There's something I think I should say... Maybe folks reading this think I'm being too hard on my sister concerning my niece. She really does try to do right by her. I mean E-Bear is a good kid and loves her momma very much. It's just that my sister is a workaholic, channeling her "inner demons" into keeping busy, and that husband of hers... if he fell off the face of the earth, I wouldn't miss him. But that's a different story altogether. His whole family was... weird.... like Children of the Corn weird. Makes me glad none of them are still living from the things I've heard. Maybe part of the reason he's so small minded about spirits and magic and such is due to things they put him through as a child....
There's a lot of stuff from our childhood that's gone into making my sister and I the people we are. Our father was a real piece of work. He was a genius, a writer, had so much potential... but he destroyed himself... by sniffing glue and later doing other drugs if you can believe it. Not so very smart as all that, eh? He burned everything he ever wrote in one night. I don't know why, and he's dead now... cancer five years ago. I can't count the number of times he got into fights, bloody, death defying fights that left him about as scarred up as any Frankenstein monster. He was a great, tall Nordic-looking third-generation Irish-American who started drinking about as soon as he got up and didn't stop until he passed out. I saw him last when I was twenty-one, when for some reason he felt the need to tell me that he was a reincarnated Egyptian prince. I never could tell when he was being honest or full of crap. So who knows if he actually believed it.

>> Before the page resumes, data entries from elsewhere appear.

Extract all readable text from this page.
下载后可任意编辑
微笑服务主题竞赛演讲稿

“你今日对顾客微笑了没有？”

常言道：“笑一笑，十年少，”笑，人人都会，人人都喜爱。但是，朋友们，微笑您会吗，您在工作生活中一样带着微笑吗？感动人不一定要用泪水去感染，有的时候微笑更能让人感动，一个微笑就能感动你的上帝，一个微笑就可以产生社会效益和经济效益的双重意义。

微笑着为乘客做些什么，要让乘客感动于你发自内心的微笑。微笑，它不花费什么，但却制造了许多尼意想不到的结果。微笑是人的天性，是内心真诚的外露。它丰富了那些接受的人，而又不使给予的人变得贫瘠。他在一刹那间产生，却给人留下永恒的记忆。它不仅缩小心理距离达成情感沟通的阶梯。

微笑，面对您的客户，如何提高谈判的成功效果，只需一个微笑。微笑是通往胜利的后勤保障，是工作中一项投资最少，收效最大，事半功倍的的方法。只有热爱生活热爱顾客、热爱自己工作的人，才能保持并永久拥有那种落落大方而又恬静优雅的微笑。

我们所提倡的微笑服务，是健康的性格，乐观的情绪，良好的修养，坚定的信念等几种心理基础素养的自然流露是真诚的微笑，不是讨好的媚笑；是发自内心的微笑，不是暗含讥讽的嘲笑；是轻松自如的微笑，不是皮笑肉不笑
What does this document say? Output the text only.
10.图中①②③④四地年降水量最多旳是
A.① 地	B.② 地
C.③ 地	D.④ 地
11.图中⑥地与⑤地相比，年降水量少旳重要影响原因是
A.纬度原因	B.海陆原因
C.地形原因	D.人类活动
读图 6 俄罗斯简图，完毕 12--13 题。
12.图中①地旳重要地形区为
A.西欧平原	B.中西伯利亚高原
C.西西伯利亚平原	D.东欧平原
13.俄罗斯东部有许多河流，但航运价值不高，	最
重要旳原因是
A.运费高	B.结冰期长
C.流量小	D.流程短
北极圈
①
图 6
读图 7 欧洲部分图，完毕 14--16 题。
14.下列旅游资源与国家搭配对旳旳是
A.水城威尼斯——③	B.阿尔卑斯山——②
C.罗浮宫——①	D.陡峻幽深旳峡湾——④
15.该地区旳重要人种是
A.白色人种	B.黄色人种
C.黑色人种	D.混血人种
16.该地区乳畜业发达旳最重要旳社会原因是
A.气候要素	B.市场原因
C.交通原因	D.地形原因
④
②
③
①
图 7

Shortly after my sister was born, she caught a high fever and went into convulsions. She died. The doctors brought her back and gave her medicine that I've always thought it made her a little funny in the upstairs, maybe a little meaner, more materialistic. It certainly contributed to her Depressions. She died and was revived and became everyone's darling, not that I'm jealous (much). I could never compete with the care and concern everyone showed her. They coddled her and showered her with presents. Maybe this is why she thinks giving presents can show she cares more than words and actions. So she clutters up her house and my niece's room with all these things. I just think it's a lonely way to live... spending all your time on things instead of people. She is literally selfless about being selfish, if that makes sense. There's a gaping wound in her heart, and she tries to stop the ache by covering it up with pretty things, shiny things, and ultimately useless things.
This wound... it's because of our father. When our parents married and got home, he turned to our mother and said, Okay, now I own you. What followed was three years of psychological and physical torture. When I was three and my sister a year and a half, our mother finally had enough and ran away from him. She left us with our grandmothers and hitchhiked across America. Every time she ran out of money, she called home and asked for some to be sent so she could come back, but she kept running. Within a few weeks, our father came and took us away, but not because he wanted us. We weren't people to him, only possessions, like our mother had been but not even as useful. He took us and put us in foster care. He took us because it was a way to get back at our mother, though it was not until I was almost five that she came back. So obviously it mattered less than he expected.
I have no memories before kindergarten, none, and what I do have isn't really whole until around eleven. I never really thought about it, and I really don't care. I am what I have made myself to be. So I don't remember these events, nor does my sister, we were too young. I have been told however, that the foster family who took us abused me. That I refused to go to some Church gathering and... bad things were done. Even then I was a little heathen. My sister was a baby; so they didn't have to fight her to go. I was old enough to run away, which according to my grandmothers I did often, especially when they were distracted with my sister. I was apparently quite the mischief maker. I can only imagine that I defied my foster parents creatively and in ways possibly detrimental to plumbing and plaster.
I won't go into detail about what happened while my mother was away, but she said when she came home, I was a very different child. My sister has said that she can remember sitting in front of the house wondering why our father didn't love her, why he never came to visit or called or sent presents. I never really gave it much thought, nor invested much thought in our mother either. It's only in recent years that she's become a bit more... spiritual and taken an interest in me or my beliefs. Mostly I listen to her dreams and attempt to interpret them for her. That is basically the extent of her interest in me. I couldn't tell you the number of times we've made plans to get together only for her to go do something with someone else in the family. I don't even count on her for birthdays any more, though we are only three weeks apart.
But the purpose of this post... my sister. I know it seems that she is a horrible mother, but she's really not. I'm sure that there are plenty of mothers out there much worse than my sister. I've seen her practically foaming at the mouth over something that a teacher or another student did to my niece at the fancy-pants school where E-Bear goes. It's just what my sister learned from our childhood is a completely different lesson than I learned. Her reasoning is that people may fail you, but things never will. Things are solid and dependable while people can turn out to be very different from how they seem at first. My issue with her is entirely ideological. I am a spiritual and idealistic person, and she is a materialist and atheist. She doesn't understand how I can believe in anything immaterial, and I understand her materialist obsessions only too well considering the state of our world.
I am not E-Bear's parent. Despite the fact that it "takes a village to raise a child," I literally do not have the right to tell my sister how to raise her daughter. And in fact, if I tried to come between them, I'd get the short end of the stick all around, from her, from E-Bear, and from my own gods.